Главный местечковый записыватель всегда держал нос по ветру. Он всегда верно угадывал, кого в настоящий момент ругать, а кого подобострастно восхвалять. Но в последнее время Щюра не знал, что делать. Рубль падал, цены росли и не только на импортные товары, поднимались цены и на отечественные продукты питания.
- Примкнуть к оппозиции? – гадал Щюра, сидя за своим столом в офисе записывателей, уставившись мутными глазами на Моню и Мину, рядком сидевших на старом-добром продавленном диване. – Если оппозиция придёт к власти, я попаду в региональную или даже федеральную власть…
- Ходорковский – голова, - без особого восторга заявил Моня, не веря самому себе.
- Но, если оппозиция накроется медным тазиком, - продолжал рассуждать Щюра, - то я могу пострадать вместе с оппозиционерами – прекратится финансирование нашего союза записывателей, мы потеряем офис, а я никогда не выйду на пенсию народным записывателем!
- Надо держаться за существующую власть, - с видом сивиллы прорекла Мина, - Неразумно кусать руку, которая тебя кормит.
- А что делать, когда оппозиция скинет эту власть? – горестно воскликнул Щюра.
- Надо тайно сотрудничать с оппозицией, - мурлыкнула Мина.
- Тайно не получится! – закипел Щюра, - Они потребуют громких заявлений, а после этих заявлений всё будет предельно ясно…
- Может, коллегиально порешаем? - активизировался Моня, - Одна голова – хорошо, а тут сразу двадцать или сколько их у нас?
- Чего с этих болванов возьмёшь? – окрысился Щюра, - От них только и слышишь: «дай да дай, налей да налей!»… Впрочем, вызванивайте, собирайте это стадо… Только ничего путного не услышите…
Мина выхватила из сумочки сотовый и начала обзванивать записывателей.
Вскоре появились первые члены-записыватели. Все они что-то ритмично нашёптывали, романтично закатывали глаза, вскрикивали от ещё неясных озарений и стремительно записывали удачные и не совсем удачные мысли в блокноты, с которыми никогда не расставались.
- У поэта Зюзюкина в кармане пистолет! – испугалась Мина, увидев истощённого мужчину с оттопыренными брюками..
- Это не пистолет, - объяснил колхозный виртуоз залихватских, но плохо рифмованных стихов . – Это я на тебя засмотрелся… Ты – моя муза!
Когда все успокоились и расселись, Щюра довёл до сведения собравшейся творческой публики политическую ситуацию.

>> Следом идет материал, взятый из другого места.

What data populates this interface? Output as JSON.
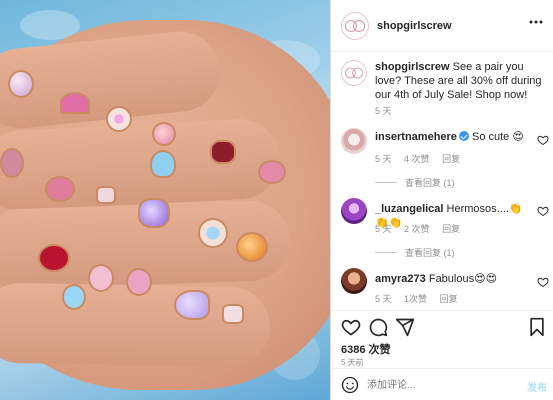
{
  "post": {
    "username": "shopgirlscrew",
    "caption": "See a pair you love? These are all 30% off during our 4th of July Sale! Shop now!",
    "caption_time": "5 天"
  },
  "comments": [
    {
      "username": "insertnamehere",
      "verified": true,
      "text": "So cute 😍",
      "time": "5 天",
      "likes": "4 次赞",
      "reply": "回复",
      "view_replies": "查看回复 (1)"
    },
    {
      "username": "_luzangelical",
      "verified": false,
      "text": "Hermosos....👏👏👏",
      "time": "5 天",
      "likes": "2 次赞",
      "reply": "回复",
      "view_replies": "查看回复 (1)"
    },
    {
      "username": "amyra273",
      "verified": false,
      "text": "Fabulous😍😍",
      "time": "5 天",
      "likes": "1次赞",
      "reply": "回复"
    }
  ],
  "stats": {
    "likes": "6386 次赞",
    "posted": "5 天前"
  },
  "add_comment": {
    "placeholder": "添加评论...",
    "post_label": "发布"
  },
  "icons": [
    "more-icon",
    "heart-icon",
    "comment-icon",
    "share-icon",
    "bookmark-icon",
    "emoji-icon",
    "verified-icon"
  ],
  "colors": {
    "link_blue": "#b2dffc",
    "verified": "#3897f0",
    "secondary_text": "#8e8e8e"
  }
}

- Когда политический и экономический кризис рассосётся, - объяснял Щюра, - мы всей силой наших талантов пригвоздим к позорному столбу политических проходимцев, но сейчас нам никак нельзя ошибаться!

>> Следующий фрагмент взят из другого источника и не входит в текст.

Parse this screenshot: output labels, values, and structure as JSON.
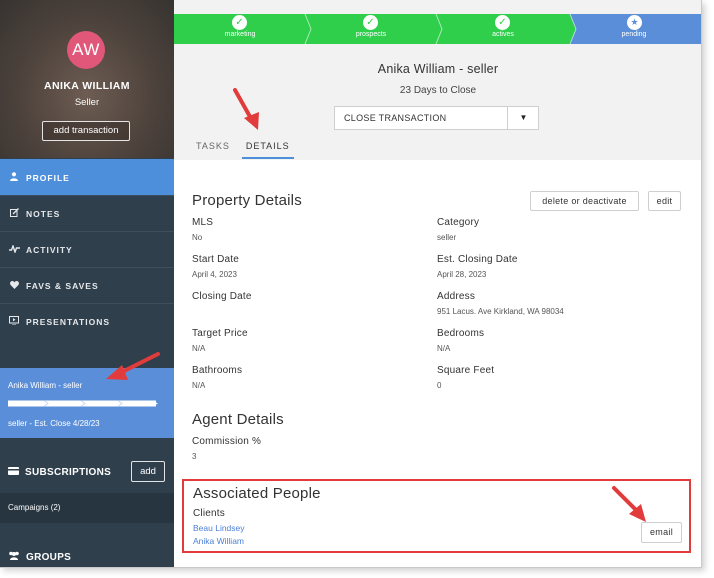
{
  "colors": {
    "sidebar": "#2f3f4c",
    "accent_blue": "#4e8fdc",
    "pipeline_green": "#2fcf4c",
    "pipeline_pending": "#5b8ed9",
    "avatar": "#e0577a",
    "highlight_red": "#e23b3b"
  },
  "sidebar": {
    "avatar_initials": "AW",
    "name": "ANIKA WILLIAM",
    "role": "Seller",
    "add_transaction": "add transaction",
    "nav": [
      {
        "label": "PROFILE",
        "icon": "user-icon"
      },
      {
        "label": "NOTES",
        "icon": "edit-icon"
      },
      {
        "label": "ACTIVITY",
        "icon": "activity-icon"
      },
      {
        "label": "FAVS & SAVES",
        "icon": "heart-icon"
      },
      {
        "label": "PRESENTATIONS",
        "icon": "presentation-icon"
      }
    ],
    "transaction": {
      "title": "Anika William - seller",
      "subtitle": "seller - Est. Close 4/28/23",
      "progress": 1.0
    },
    "subscriptions": {
      "label": "SUBSCRIPTIONS",
      "add": "add",
      "icon": "card-icon"
    },
    "campaigns": "Campaigns (2)",
    "groups": {
      "label": "GROUPS",
      "icon": "users-icon"
    }
  },
  "pipeline": {
    "stages": [
      {
        "label": "marketing",
        "status": "complete"
      },
      {
        "label": "prospects",
        "status": "complete"
      },
      {
        "label": "actives",
        "status": "complete"
      },
      {
        "label": "pending",
        "status": "current"
      }
    ]
  },
  "header": {
    "title": "Anika William - seller",
    "days": "23 Days to Close",
    "select_value": "CLOSE TRANSACTION",
    "tabs": [
      {
        "label": "TASKS"
      },
      {
        "label": "DETAILS"
      }
    ]
  },
  "property": {
    "title": "Property Details",
    "delete": "delete or deactivate",
    "edit": "edit",
    "fields": [
      {
        "label": "MLS",
        "value": "No"
      },
      {
        "label": "Category",
        "value": "seller"
      },
      {
        "label": "Start Date",
        "value": "April 4, 2023"
      },
      {
        "label": "Est. Closing Date",
        "value": "April 28, 2023"
      },
      {
        "label": "Closing Date",
        "value": ""
      },
      {
        "label": "Address",
        "value": "951 Lacus. Ave Kirkland, WA 98034"
      },
      {
        "label": "Target Price",
        "value": "N/A"
      },
      {
        "label": "Bedrooms",
        "value": "N/A"
      },
      {
        "label": "Bathrooms",
        "value": "N/A"
      },
      {
        "label": "Square Feet",
        "value": "0"
      }
    ]
  },
  "agent": {
    "title": "Agent Details",
    "commission_label": "Commission %",
    "commission_value": "3"
  },
  "associated": {
    "title": "Associated People",
    "clients_label": "Clients",
    "clients": [
      "Beau Lindsey",
      "Anika William"
    ],
    "email": "email"
  }
}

- Погонят поганой метлой, - задумчиво подвёл черту самобытный поэт Отсебятин.
Все сразу заспорили, обвиняя друг друга в конформизме, двурушничестве и бытовой непорядочности.
Неожиданно Моня, закатив глаза, упал в обморок. Вначале никто не обратил внимания, потому что Моня часто падал, засыпая сидя, но потом поняли свою ошибку и бросились приводить своего собрату по тупому перу в чувства.
Быстро придя в себя, Моня взял слово. Оно было поэтическим:
Друзья, прекрасен наш союз.
Мы все талантами не хилы.
Но я порою и плююсь:
На что мы расточаем силы?
- Божественно! – закатила глаза Мина.
Щюра от всей души похлопал в жирные ладоши.
- Я вот чего хочу сказать, - Моня перешёл на прозу, - нам надо временно разделиться. Одна половина перейдёт в лагерь оппозиции, а вторая половина останется верна государственной власти. Кто бы ни победил, половина состава союза записывателей будет на стороне победителей и замолвит словечко за своих товарищей, которые заблуждались.
В офисе повисла тишина. Все переваривали сказанное.
- Браво! – одобрил Щюра. – Браво! Мина, накрывай на стол!
На этот раз убойное застолье в офисе записываетелей было вполне уместным – политический кризис записывателям был не страшен.
Рос Эзопов, Астраханский общественно-политический еженедельник "Факт и компромат" № 49 (609), 19.12.2014 г.